How does a rational, successful, 44 year old woman change her entire life, step away from her fears, and begin to live the life God created her for -- the life of her dreams? EASY - a lot of prayer, tremendous direction from God, and an awesome tool called COACHING!! Around my 40th birthday, I began to have this ache inside for something more. I knew that God had created me for a purpose and had a plan for my life. I also knew that I was not living God’s plan, and I knew that the ache I was feeling was God drawing me to Him. I began to realize that I didn’t want to waste any more time living a life that was any less then the life God had created for me. The problem was that I didn’t know what His plan was! This desire and ache is what led me to my first coaching workshop. I had no idea what coaching was, but the workshop promised to help me discover my soul mission. This sounded like a step in the right direction!
The workshop started with us being told to introduce ourselves by sharing a dream -- a far-reaching, “if you can have anything you want,” dream. Before I could even think about it, I said, “My dream is for my job not to control where I live. The house of my dreams is in the middle of the woods.” I was shocked to hear the words come out of my mouth, but the journey had begun! I didn’t come up with a soul mission during that first workshop, but I did walk away knowing my life had changed. I knew that I would no longer settle for anything less then to live the life God had created for me. Over the next 2½ years, I went to coaching workshops and completed training to be a coach. I discovered my purpose statement, which was “to be a vessel for God to show his amazing love”. Through coaching I looked, questioned, and played with all the perspectives of my life. I prayed, searched, studied, and discovered my values. I learned to stand strong in my values, to build faith, and to gain peace, based on an understanding that God is always in control. I learned that when I showed up and trusted God, amazing things happened and lives changed. Now here I am, living the dream! So what is life coaching and how can it help you discover the purpose God created you for? How can coaching help you walk away from your fears and live a life of fulfillment and peace? How does coaching work? Why should you hire a life coach?

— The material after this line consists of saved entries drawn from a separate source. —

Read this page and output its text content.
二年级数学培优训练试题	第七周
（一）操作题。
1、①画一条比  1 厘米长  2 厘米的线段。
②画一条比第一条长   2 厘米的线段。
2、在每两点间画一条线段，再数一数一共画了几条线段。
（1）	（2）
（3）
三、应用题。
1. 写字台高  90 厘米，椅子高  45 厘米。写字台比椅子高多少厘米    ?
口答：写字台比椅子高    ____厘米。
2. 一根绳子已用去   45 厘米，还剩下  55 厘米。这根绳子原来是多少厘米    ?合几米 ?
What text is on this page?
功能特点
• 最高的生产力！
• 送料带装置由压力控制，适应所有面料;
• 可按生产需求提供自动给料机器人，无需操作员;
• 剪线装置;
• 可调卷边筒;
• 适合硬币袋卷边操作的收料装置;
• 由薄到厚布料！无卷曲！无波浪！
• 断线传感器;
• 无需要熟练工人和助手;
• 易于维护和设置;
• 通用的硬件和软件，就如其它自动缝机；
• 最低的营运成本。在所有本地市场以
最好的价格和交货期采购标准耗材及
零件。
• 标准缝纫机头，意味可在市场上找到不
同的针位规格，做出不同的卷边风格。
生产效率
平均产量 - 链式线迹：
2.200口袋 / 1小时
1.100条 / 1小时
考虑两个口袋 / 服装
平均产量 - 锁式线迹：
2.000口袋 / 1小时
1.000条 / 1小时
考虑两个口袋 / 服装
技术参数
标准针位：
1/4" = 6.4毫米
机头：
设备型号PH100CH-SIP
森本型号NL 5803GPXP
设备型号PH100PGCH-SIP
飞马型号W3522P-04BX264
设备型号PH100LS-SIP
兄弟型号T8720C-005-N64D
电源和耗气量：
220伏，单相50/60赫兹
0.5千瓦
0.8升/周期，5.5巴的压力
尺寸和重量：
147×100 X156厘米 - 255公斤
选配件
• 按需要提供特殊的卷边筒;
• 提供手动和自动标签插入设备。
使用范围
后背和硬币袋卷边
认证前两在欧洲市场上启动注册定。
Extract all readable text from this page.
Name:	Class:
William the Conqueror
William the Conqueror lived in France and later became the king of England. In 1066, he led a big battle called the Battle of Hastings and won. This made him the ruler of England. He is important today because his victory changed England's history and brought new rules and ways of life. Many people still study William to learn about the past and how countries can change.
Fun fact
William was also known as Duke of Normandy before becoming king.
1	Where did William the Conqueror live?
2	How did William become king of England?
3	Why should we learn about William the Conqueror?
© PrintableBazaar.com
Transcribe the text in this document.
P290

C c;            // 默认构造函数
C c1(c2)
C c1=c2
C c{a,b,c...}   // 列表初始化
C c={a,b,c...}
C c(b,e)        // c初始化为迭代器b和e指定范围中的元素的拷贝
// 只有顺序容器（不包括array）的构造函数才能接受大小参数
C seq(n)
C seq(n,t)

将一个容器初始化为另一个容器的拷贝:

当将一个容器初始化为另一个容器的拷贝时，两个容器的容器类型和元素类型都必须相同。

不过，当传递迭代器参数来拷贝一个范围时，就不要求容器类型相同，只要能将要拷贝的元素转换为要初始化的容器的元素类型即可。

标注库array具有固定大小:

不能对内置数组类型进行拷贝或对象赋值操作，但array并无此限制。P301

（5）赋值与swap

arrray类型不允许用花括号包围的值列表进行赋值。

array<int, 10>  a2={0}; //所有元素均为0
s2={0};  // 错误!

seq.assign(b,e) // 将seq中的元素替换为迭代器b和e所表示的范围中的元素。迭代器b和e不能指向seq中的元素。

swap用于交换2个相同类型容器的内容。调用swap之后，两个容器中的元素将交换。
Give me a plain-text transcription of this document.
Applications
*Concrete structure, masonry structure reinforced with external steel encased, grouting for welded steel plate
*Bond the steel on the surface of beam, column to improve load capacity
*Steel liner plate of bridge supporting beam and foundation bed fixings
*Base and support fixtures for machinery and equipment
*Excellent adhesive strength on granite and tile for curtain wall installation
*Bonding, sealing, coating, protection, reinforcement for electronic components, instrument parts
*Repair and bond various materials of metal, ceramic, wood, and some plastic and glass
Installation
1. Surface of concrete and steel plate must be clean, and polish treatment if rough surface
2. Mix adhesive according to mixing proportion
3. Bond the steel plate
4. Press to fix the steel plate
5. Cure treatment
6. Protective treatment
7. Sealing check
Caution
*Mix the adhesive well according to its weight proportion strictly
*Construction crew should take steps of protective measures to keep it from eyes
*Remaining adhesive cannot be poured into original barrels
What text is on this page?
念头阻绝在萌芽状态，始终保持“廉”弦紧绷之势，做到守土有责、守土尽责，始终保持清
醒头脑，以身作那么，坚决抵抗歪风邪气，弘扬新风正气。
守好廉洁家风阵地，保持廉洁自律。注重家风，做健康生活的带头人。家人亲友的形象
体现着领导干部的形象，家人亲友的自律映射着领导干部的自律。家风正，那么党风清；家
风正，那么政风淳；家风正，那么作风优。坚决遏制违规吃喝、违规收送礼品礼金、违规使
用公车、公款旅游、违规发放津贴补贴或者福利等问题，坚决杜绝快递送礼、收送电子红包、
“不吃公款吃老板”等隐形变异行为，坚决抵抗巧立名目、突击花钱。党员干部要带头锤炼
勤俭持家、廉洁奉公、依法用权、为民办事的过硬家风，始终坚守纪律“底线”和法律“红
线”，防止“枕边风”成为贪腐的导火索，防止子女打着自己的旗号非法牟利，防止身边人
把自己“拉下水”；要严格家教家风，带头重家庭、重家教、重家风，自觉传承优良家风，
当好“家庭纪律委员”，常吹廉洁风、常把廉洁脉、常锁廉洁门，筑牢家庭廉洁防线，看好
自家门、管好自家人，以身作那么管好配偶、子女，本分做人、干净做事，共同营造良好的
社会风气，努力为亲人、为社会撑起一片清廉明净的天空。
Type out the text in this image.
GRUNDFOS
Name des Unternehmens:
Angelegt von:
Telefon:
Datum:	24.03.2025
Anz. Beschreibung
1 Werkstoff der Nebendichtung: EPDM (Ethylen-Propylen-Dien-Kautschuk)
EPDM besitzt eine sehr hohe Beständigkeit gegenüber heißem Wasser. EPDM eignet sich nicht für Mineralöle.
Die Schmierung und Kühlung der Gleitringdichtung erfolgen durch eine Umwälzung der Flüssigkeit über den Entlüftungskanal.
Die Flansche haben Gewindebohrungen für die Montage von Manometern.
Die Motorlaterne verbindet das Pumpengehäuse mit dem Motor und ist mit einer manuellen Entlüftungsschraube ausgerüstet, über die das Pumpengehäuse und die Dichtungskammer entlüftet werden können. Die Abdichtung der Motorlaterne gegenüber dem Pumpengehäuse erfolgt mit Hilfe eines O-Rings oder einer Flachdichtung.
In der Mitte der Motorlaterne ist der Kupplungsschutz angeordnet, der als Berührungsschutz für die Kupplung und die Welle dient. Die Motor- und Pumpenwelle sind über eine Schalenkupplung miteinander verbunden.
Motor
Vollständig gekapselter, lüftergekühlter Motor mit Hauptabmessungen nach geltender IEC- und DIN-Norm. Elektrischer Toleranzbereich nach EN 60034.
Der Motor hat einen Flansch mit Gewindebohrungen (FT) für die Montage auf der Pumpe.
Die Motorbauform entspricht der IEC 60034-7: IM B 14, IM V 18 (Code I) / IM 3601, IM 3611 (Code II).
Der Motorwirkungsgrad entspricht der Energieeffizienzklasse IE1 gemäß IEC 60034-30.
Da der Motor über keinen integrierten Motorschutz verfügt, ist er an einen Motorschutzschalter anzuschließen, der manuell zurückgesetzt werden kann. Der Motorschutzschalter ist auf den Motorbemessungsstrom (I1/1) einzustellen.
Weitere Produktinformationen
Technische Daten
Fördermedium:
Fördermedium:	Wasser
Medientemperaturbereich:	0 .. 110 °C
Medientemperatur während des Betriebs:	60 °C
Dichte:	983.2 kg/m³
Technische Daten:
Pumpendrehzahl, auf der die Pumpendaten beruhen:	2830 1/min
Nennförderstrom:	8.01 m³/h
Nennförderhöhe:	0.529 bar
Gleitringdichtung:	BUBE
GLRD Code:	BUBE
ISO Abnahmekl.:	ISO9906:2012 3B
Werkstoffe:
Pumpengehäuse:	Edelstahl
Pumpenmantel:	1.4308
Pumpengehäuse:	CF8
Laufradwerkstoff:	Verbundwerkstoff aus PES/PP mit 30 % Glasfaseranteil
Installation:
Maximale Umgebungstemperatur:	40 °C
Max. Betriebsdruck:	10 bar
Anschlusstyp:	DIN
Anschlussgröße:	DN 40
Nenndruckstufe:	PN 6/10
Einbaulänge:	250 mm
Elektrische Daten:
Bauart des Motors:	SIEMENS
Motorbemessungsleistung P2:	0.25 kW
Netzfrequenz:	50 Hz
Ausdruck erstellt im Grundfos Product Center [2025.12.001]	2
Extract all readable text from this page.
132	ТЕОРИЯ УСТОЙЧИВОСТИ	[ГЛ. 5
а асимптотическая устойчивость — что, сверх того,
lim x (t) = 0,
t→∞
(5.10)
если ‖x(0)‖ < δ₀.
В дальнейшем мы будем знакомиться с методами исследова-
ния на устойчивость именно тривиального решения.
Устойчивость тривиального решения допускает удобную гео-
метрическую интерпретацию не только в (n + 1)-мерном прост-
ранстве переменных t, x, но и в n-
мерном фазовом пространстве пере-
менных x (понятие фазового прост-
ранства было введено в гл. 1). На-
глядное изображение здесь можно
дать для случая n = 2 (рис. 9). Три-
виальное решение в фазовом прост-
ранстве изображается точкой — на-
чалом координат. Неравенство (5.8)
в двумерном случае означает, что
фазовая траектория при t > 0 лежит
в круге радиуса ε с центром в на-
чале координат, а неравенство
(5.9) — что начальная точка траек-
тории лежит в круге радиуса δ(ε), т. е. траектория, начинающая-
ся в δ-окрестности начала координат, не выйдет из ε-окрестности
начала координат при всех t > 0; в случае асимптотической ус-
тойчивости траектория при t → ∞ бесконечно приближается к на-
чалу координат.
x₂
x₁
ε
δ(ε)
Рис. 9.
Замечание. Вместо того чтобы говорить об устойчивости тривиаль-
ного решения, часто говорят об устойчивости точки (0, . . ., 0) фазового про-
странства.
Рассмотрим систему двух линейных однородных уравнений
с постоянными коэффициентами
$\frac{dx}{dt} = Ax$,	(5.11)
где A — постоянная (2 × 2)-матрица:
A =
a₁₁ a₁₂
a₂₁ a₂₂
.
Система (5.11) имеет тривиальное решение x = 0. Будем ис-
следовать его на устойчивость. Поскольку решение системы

Life coaching helps you discover God’s purpose for your life and take action to fulfill that purpose. Life coaching is all about action and forward motion. We all have dreams. We like to talk about our dreams and imagine how great our life will be when our dreams come true. Unfortunately, the only action most dreams get is being talked about! Without action and forward motion, dreams become regrets. I believe that God gives us dreams and desires to pull us to the purpose He has for our life. A life coach assists you in looking at your dreams and desires. He or she will help you identify the actions you need to take to start making your dreams come true. A life coach becomes a partner who challenges you to take action and holds you accountable to the actions you select.
Life coaching helps you overcome your fears so that you can realize your full potential in Christ. Life coaching is about fulfilling longings (what you ache for), realizing those burning desires, and creating passion. Your life coach helps you identify what you are willing to risk or to be with to live to your fullest potential. Often we must learn to be with our fears to achieve our dreams or risk what we cherish most to achieve what we desire most. What you can’t be with limits and controls you, and what you can’t lose holds your back. A life coach will assist you in identifying your fears and how they control you. Your coach will walk with you as you experience the depth of your fears and will celebrate with you as you embrace and learn to overcome your fears.
Life coaching helps you learn from your failures. Life coaching is about stepping out there and taking a risk, jumping off of a cliff! Sometimes in this process we fail, but at the same time we always have the potential to recover. As one of my favorite coaches, Rick Tamlyn, says, “RECOVER, RECOVER, RECOVER”. Your coach will stand beside you during your failures and support you as you recover. Your coach will ask questions, point, and probe to help you see the learning in your failures.
Life coaching provides alternative perspectives for viewing your life. Life coaching is about taking a different perspective. Your perspective determines how you view the world and your life – it becomes your reality. Most of us have collected so much evidence for our perspectives that we can’t see the world, or our lives, from any other viewpoint. Your coach will offer different, and sometimes uncomfortable, perspectives for you to try out. Taking new and different perspectives can cause a shift in the way you think and see things. As your perspective changes, so does your reality AND YOUR LIFE!
I could continue listing reasons why you would want to hire a life coach; the list of benefits goes on and on. But honestly, the best way to find out about coaching is to experience it. Most coaches offer free sample sessions. Sign up for a few free sessions until you find a coach that meets your needs and with whom you feel comfortable. After only one or two sessions you will discover for yourself the amazing tool that coaching can be in your life. Why do I want you to try coaching? I believe that as you discover the life God created you for and begin to live out that life with passion and purpose, YOU CHANGE THE WORLD! And I hunger to live in a world where God’s purpose is being lived and fulfilled.